Metro TV dengan gagah berani membuat infografik dengan label Awas, Generasi Baru Teroris. Sebuah kalimat yang sangat menohok bagi generasi Islam. Pada pertemuan di rumah Profesor Fachry Ali, saya mempertanyakan soal label Awas, Generasi Baru Teroris kepada Prof Bambang Pranowo. Profesor Bambang mengurai bahwa Metro TV telah melakukan fitnah karena dirinya tak pernah menulis Awas, Generasi Baru Teroris.
Contoh di atas hanya bukti kecil, bagaimana Metro TV sarat kebencian ke Islam. Kebencian kepada Islam ini memang sangat beralasan jika melihat jejak rekam sejarah Pemimpin Redaksi Metro TV tak pernah diduduki dari kalangan Muslim.
Kebencian lain terhadap Islam yang diuar Metro TV ketika kasus Sandriana Malakiano. Metro TV dikecam publik karena melarang Sandrina Malakiano mengenakan jilbab pada saat siaran, meskipun Sandrina sudah memperjuangkannya selama berbulan-bulan dengan mengajak jajaran pimpinan level atas Metro TV berdiskusi panjang, tetap ditolak. Larangan inilah yang menyebabkan Sandrina keluar dari Metro TV pada Mei 2006.

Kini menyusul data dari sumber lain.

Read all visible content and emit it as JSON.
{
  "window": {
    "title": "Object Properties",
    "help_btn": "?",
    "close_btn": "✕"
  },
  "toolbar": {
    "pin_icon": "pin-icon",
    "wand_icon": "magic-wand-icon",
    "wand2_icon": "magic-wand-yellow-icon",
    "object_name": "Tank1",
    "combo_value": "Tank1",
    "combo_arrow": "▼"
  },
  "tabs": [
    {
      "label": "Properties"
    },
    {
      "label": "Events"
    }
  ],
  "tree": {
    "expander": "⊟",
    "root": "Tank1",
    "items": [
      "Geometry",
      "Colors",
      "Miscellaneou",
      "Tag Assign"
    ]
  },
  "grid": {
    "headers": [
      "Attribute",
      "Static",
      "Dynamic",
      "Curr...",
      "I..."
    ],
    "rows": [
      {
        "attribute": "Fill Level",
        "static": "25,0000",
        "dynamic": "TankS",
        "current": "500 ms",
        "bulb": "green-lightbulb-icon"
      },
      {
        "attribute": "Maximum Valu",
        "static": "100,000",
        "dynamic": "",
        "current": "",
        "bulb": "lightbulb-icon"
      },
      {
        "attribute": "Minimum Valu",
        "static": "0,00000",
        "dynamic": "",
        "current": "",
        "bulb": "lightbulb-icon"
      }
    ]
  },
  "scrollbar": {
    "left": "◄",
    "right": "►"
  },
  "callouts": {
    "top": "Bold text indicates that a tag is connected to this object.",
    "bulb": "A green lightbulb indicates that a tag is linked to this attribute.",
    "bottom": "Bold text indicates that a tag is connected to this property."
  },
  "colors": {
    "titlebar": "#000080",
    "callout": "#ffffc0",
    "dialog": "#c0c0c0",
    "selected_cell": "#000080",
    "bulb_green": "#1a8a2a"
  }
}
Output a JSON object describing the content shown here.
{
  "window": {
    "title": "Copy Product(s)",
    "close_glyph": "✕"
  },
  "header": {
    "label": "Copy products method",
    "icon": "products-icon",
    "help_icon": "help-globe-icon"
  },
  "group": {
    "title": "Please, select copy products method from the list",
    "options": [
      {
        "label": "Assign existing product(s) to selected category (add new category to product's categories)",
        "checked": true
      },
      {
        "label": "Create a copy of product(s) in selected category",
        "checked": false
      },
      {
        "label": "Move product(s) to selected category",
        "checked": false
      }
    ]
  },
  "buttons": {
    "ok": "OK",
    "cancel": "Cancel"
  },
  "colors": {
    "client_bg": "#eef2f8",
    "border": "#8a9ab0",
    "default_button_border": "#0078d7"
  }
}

Di tepi lain, Media Indonesia pun sama. Surat kabar ini pernah berkali-kali disomasi organisasi-organisasi Islam karena berita-berita yang disebar menguar kebencian terhadap Islam.
Media Indonesia memang sejak dulu dikuasai empat sekawan yang statusnya non Muslim, Saur Hutabarat (juga Tim Sukses Bidang Media, Pemenangan Jokowi-JK), Elman Saragih, Andy F Noya dan Laurens Tato. Empat sekawan ini menjadikan Media Indonesia sebagai corong kristenisasi dengan cara-cara samar tapi sangat terlihat jelas jejaknya. Sementara Metro TV dikendalikan pemimpin redaksinya Putra Nababan, putra tokoh senior PDIP Panda Nababan yang juga terpidana kasus suap cek pelawat dalam pemilihan Deputi Gubernur Senior Bank Indonesia, Miranda S Goeltom.
Dan pada Pilpres 2014 (juga 2019), kembali Metro TV dan Media Indonesia jadi alat propaganda kampanye capres Joko Widodo. Partai politik sudah mengerangkeng begitu jauh program pemberitaan Metro TV dan Media Indonesia. Inilah risiko jika para pemodal, pemilik stasiun televisi sekaligus menjadi kamerad partai politik. Televisi menjadi banal karena berbagai kepentingan masuk di dalamnya. Kepentingan yang tak punya tali temali dengan segmen berita.
Lantas, apa yang bisa diharapkan dari Metro TV dan Media Indonesia jika sudah direduksi oleh kekuasaan di luar pagar dirinya? Reduksi selalu mengambil alih hak pribadi, ruang privat ke dalam ruang kolektif. Mungkinkah ruang kolektif itu masih bisa mengambil peran bersama soal hak publik?